Intanto, per non farsi mancare nulla, la Regione ha nominato anche Franco Ripa, il grande burocrate della programmazione sanitaria, Commissario straordinario dell’Ospedale Regina Margherita. Missione: completare lo scorporo dall’Azienda madre. Così, in mezzo a questa tempesta di nomine e contro-nomine, si riorganizza la sanità con la solita chirurgia amministrativa: una volta si commissaria, una volta si scorpora, l’importante è cambiare sempre le etichette, come al supermercato.

Ma torniamo al cuore della vicenda. Perché Schael è stato fatto fuori? Perché ha osato. Ha osato dire che il buco di bilancio non era di 41 ma di 55 milioni. Ha osato chiedere un advisor esterno per guardare dodici anni di contabilità. Ha osato dire stop all’intramoenia allargata che arricchisce pochi e desertifica gli ospedali pubblici. Ha osato scrivere ai sindacati parole di dialogo quando la Regione aveva già deciso di decapitarlo. Ha osato, insomma, fare il suo mestiere. Troppo per una sanità che predica rigore ma pratica compromesso.
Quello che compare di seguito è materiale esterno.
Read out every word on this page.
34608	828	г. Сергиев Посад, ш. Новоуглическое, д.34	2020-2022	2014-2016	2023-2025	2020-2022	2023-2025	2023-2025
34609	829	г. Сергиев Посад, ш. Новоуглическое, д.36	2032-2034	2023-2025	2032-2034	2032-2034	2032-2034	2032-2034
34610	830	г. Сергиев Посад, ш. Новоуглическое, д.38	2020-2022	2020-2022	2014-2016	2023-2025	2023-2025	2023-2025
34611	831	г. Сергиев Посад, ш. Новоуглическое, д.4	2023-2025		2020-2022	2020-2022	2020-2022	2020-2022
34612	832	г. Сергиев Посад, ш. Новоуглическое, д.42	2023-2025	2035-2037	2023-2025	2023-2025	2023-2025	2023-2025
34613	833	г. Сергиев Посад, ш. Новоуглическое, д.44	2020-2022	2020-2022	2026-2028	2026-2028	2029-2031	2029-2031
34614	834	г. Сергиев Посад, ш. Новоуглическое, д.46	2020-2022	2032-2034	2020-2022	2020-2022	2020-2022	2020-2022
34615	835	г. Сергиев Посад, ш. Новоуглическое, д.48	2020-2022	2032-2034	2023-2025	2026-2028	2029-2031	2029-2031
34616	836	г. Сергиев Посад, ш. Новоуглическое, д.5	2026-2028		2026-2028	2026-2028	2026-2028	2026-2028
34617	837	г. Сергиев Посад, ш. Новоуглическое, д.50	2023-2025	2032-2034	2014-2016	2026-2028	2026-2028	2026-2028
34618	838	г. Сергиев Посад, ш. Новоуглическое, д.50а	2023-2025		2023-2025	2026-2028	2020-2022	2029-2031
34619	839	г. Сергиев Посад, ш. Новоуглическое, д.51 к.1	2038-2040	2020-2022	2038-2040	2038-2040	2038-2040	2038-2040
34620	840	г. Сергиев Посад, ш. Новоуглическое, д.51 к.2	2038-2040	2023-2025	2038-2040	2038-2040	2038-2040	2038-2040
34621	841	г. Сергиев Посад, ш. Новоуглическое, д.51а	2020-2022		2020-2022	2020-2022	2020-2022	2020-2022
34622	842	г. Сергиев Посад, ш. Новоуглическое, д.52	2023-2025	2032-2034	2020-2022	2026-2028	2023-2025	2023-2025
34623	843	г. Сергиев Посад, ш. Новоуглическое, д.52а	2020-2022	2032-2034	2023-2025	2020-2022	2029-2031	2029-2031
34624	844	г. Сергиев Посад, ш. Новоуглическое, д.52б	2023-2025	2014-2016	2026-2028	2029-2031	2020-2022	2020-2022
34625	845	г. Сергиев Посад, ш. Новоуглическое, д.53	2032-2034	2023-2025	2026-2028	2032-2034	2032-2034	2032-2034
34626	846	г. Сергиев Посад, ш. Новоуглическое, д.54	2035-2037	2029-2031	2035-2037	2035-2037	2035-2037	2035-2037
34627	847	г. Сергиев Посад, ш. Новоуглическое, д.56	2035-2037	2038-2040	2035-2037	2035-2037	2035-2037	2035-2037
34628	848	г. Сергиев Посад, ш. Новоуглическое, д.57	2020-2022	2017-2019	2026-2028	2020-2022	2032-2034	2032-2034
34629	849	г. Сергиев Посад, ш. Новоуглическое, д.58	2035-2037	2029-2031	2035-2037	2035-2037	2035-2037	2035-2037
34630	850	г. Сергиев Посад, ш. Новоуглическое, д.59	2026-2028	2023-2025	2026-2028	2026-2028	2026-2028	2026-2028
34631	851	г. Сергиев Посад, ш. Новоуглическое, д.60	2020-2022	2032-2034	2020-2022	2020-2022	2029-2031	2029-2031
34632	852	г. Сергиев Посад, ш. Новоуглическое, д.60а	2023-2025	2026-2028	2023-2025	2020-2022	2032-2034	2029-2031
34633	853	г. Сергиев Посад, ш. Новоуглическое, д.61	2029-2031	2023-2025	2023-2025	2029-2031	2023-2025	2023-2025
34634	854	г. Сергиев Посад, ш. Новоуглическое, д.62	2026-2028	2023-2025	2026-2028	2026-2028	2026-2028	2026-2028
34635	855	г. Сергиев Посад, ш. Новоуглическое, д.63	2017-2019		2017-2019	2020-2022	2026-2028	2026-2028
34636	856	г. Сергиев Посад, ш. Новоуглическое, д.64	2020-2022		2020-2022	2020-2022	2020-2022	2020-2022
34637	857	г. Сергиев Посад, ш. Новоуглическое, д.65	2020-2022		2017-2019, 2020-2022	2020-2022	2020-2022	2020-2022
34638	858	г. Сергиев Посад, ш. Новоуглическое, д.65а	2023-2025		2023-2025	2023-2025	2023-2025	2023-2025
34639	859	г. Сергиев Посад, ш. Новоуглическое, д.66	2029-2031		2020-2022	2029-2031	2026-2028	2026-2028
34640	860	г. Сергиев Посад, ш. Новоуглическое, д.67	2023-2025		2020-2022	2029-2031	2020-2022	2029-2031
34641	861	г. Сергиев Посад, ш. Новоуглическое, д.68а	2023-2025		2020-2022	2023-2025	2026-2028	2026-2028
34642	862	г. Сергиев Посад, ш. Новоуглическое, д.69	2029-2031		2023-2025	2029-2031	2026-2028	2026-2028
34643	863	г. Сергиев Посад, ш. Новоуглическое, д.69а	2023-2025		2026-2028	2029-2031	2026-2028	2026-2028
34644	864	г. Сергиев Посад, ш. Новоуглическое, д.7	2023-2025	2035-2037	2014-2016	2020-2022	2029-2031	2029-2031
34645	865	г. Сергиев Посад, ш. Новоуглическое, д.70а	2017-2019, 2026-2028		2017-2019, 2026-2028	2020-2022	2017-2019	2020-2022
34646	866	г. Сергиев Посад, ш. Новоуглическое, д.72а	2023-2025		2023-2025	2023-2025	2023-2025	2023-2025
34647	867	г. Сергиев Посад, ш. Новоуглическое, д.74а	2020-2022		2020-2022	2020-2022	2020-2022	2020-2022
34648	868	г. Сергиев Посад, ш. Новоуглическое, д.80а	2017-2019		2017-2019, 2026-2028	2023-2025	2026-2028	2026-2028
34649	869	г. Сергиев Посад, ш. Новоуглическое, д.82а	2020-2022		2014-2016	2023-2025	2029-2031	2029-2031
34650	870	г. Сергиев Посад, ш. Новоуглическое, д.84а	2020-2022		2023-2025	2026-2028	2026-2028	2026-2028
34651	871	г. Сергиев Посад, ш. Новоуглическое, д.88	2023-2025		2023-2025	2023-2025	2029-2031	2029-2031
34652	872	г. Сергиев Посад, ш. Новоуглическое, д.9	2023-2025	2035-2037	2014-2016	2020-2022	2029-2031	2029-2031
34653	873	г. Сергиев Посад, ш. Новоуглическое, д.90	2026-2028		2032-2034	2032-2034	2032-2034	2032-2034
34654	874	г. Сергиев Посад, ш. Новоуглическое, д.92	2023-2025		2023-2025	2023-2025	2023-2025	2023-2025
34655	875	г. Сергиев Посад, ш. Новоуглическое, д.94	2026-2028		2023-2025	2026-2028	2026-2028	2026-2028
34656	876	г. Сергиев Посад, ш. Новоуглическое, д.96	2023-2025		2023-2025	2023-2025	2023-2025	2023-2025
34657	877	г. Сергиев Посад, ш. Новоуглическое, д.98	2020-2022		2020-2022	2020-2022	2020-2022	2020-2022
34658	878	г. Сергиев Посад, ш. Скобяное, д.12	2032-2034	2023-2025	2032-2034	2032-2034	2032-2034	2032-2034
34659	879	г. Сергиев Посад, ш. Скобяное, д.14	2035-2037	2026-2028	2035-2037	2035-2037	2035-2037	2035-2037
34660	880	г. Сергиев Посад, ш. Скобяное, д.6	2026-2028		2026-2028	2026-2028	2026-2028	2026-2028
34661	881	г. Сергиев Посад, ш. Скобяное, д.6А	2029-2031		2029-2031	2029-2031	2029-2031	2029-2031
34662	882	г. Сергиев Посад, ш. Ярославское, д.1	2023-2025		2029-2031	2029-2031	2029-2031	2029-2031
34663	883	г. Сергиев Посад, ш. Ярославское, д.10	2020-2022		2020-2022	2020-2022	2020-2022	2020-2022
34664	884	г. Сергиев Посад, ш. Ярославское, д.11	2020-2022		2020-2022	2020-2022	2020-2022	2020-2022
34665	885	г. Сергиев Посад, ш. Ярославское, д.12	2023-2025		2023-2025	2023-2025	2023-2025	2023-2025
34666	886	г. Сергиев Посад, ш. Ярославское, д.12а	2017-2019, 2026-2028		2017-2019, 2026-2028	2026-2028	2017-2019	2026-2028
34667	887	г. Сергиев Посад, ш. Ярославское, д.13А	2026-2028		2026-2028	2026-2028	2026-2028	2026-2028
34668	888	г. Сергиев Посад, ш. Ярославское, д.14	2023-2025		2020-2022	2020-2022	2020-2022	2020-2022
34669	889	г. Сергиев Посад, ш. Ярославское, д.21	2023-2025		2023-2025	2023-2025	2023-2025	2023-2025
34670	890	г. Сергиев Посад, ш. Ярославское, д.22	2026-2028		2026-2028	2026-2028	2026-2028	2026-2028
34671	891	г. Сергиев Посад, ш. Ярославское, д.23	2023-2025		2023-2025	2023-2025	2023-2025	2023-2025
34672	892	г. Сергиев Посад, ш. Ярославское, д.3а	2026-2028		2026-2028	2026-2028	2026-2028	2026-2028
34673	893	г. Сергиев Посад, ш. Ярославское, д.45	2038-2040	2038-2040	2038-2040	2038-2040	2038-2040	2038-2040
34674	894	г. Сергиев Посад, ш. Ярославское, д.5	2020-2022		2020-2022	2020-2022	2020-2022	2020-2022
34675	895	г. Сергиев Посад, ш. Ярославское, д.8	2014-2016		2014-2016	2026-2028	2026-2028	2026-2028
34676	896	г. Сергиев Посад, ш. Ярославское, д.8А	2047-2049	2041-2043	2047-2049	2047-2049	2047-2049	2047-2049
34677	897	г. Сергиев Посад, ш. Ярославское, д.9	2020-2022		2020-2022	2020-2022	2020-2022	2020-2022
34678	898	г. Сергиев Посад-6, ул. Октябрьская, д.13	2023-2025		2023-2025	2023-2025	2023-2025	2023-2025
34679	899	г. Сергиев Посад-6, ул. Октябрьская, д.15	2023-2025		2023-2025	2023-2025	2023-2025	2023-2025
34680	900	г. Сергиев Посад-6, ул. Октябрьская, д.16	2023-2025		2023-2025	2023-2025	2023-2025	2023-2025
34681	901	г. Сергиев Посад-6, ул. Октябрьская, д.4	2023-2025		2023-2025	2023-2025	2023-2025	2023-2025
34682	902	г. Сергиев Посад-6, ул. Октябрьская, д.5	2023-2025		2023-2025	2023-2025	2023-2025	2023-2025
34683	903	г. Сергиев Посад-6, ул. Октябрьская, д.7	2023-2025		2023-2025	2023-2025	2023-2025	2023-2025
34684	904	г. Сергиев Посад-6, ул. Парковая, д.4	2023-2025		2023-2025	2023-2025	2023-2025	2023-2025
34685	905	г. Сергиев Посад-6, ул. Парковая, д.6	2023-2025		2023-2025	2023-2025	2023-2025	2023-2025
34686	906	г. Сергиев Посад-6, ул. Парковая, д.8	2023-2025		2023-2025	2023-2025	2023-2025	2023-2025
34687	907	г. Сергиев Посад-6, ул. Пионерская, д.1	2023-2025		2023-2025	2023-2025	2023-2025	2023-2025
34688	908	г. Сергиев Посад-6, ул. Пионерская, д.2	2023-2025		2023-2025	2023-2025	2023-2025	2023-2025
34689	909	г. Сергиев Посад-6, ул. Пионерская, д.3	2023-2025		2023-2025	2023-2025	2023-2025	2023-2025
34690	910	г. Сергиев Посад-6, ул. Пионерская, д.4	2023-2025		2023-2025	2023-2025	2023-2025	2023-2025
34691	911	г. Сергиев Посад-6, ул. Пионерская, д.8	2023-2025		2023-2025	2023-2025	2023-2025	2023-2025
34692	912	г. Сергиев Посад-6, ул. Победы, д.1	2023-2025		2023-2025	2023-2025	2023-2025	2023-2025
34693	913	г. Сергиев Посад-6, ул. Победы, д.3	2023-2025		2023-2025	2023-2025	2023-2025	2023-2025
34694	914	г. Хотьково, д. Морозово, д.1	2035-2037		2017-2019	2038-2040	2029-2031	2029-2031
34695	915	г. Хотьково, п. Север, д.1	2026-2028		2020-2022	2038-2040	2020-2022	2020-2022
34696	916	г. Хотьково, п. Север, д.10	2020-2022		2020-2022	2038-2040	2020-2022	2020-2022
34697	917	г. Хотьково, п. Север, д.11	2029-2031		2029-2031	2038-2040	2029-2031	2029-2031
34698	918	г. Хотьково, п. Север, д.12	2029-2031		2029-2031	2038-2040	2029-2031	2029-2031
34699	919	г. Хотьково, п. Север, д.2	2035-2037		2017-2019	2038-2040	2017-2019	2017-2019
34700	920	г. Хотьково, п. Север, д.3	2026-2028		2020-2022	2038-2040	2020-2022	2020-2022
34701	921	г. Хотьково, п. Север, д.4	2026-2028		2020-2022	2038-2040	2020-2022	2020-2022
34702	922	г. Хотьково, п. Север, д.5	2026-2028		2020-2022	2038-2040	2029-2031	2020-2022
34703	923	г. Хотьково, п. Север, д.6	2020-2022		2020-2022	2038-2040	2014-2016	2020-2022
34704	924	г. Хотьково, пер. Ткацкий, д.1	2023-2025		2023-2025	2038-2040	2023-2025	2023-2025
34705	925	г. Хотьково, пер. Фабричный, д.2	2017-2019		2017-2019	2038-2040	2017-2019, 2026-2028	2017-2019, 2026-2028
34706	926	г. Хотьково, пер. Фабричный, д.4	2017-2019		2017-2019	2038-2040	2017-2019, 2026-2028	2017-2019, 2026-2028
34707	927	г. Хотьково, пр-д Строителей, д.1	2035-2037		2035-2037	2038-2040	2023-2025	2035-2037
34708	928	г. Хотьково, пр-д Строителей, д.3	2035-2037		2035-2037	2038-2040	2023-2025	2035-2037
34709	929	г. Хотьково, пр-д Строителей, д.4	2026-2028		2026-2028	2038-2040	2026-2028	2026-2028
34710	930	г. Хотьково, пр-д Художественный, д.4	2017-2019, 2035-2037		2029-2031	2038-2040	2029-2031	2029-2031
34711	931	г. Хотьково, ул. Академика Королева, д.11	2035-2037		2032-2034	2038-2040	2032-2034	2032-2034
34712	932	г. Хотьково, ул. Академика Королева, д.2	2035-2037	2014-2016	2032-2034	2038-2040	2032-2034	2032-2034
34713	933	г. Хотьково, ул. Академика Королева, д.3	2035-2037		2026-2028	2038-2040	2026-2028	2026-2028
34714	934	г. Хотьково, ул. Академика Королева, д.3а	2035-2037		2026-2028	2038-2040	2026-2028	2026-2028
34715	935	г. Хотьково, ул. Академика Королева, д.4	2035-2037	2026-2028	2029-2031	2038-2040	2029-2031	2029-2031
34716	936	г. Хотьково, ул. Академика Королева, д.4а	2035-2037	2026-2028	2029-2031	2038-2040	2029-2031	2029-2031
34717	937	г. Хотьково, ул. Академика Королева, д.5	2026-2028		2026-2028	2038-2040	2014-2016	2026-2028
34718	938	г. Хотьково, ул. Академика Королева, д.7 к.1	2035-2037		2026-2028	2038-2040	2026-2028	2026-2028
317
E ora? Ora Tranchida viene accolto come il salvatore. Cirio e Riboldi lo presentano come “uno dei manager più preparati d’Italia”, ma la domanda vera è un’altra: sarà libero di toccare i privilegi consolidati? Potrà davvero mettere i conti davanti ai sorrisi, o il suo mandato è quello di rimettere il tappeto sopra la polvere? 

La morale è semplice e amara: la sanità piemontese cambia volto, ma non cambia copione. Chi tocca i privilegi paga. E i malati? Restino pure in lista d’attesa. Tanto, a pagamento, un posto in qualche clinica si trova sempre. Basta avere il portafoglio giusto.